From 1949 to 1954 - the outset of the Cold War - Kainen was placed under various levels of scrutiny by the Civil Service Commission, due largely to prior writings and associations from his years in New York. But with the support of Smithsonian leadership and a commendation from FBI Director J. Edgar Hoover himself, Kainen was eventually able to move beyond the the investigation.

This cloud of suspicion manifested in Kainen's work from this period. He painted some of the most emotive and vibrant canvases of his career, and in 1952, Kenneth Noland organized Kainen's first retrospective, which was held at the Catholic University of America. Ever the contrarian, Kainen eschewed association with the concepts of Color Field painting and the Washington Color School, and shifted his painterly practice back to figurative work by the end of the decade. He continued painting and his work at the Smithsonian during the 1960s, while also focusing more on writing and research, which culminated in a number of scholarly publications.

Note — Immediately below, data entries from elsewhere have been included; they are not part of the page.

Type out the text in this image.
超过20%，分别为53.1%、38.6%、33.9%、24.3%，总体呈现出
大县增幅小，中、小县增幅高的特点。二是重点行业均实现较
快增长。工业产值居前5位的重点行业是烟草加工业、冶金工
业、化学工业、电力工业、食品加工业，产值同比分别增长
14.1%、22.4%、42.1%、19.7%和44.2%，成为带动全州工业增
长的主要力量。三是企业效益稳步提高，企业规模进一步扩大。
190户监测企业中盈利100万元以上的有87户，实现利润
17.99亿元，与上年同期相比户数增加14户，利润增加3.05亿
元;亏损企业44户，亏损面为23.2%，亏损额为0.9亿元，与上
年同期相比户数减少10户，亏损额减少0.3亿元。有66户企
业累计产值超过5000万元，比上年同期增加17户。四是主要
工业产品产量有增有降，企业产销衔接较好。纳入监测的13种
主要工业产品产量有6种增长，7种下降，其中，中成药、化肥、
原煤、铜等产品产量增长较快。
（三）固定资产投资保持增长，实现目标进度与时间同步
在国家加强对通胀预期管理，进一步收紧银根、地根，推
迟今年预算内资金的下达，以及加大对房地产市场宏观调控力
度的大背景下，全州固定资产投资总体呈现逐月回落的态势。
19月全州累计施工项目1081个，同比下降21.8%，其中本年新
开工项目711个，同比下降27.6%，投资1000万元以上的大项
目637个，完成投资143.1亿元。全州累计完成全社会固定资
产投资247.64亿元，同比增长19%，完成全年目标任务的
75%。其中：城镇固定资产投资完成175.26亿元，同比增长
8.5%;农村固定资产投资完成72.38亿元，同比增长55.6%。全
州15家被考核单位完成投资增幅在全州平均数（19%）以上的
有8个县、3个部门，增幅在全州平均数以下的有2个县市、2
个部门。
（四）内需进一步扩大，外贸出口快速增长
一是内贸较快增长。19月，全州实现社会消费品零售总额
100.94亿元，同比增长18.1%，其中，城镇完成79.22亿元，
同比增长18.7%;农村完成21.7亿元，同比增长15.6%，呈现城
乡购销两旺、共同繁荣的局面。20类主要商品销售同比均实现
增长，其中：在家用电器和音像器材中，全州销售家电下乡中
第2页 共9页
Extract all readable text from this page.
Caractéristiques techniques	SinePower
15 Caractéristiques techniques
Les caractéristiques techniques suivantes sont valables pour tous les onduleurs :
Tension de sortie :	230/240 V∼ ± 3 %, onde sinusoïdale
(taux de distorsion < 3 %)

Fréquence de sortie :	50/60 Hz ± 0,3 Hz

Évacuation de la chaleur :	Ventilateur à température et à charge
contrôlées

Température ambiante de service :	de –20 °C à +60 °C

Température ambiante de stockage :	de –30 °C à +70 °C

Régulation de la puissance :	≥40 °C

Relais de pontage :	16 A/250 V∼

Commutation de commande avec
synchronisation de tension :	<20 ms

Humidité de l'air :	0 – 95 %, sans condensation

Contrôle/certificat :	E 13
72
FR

In 1969, he married his second wife - the writer and art collector Ruth Cole - and shortly thereafter, added another title to his resumé: collector. Over the next three decades, the Kainens would assemble one of the preeminent private collections of 20th-century German expressionist prints and drawings, in addition to standout works by 16th-century Dutch mannerists and 20th-century American abstract expressionists. They became major benefactors of the National Gallery of Art, Baltimore Museum of Art, and the Jewish Museum, New York.

Kainen retired from full-time work at the Smithsonian in 1970, but remained available as a special consultant for the next 20 years. During his retirement, he focused exclusively on painting, changing course one final time, and returning to abstraction - albeit in a much softer, peaceful manner than his works from the 1940s and 50s. His renewed efforts proved fruitful, as Kainen enjoyed numerous important exhibitions throughout the duration of his life. The most significant of which being a 1993 retrospective held at the National Museum of American Art, which included 100 major paintings over the span of nearly 60 years.

Kainen’s work is held in many public and private collections, including the Smithsonian American Art Museum, the National Gallery of Art, the Museum of Modern Art (MoMA), the Yale University Museum, and the Whitney Museum of American Art.

Estimated to have completed approximately 1,000 paintings during his life, Jacob Kainen continued to paint until he passed away in 2001 at the age of 91.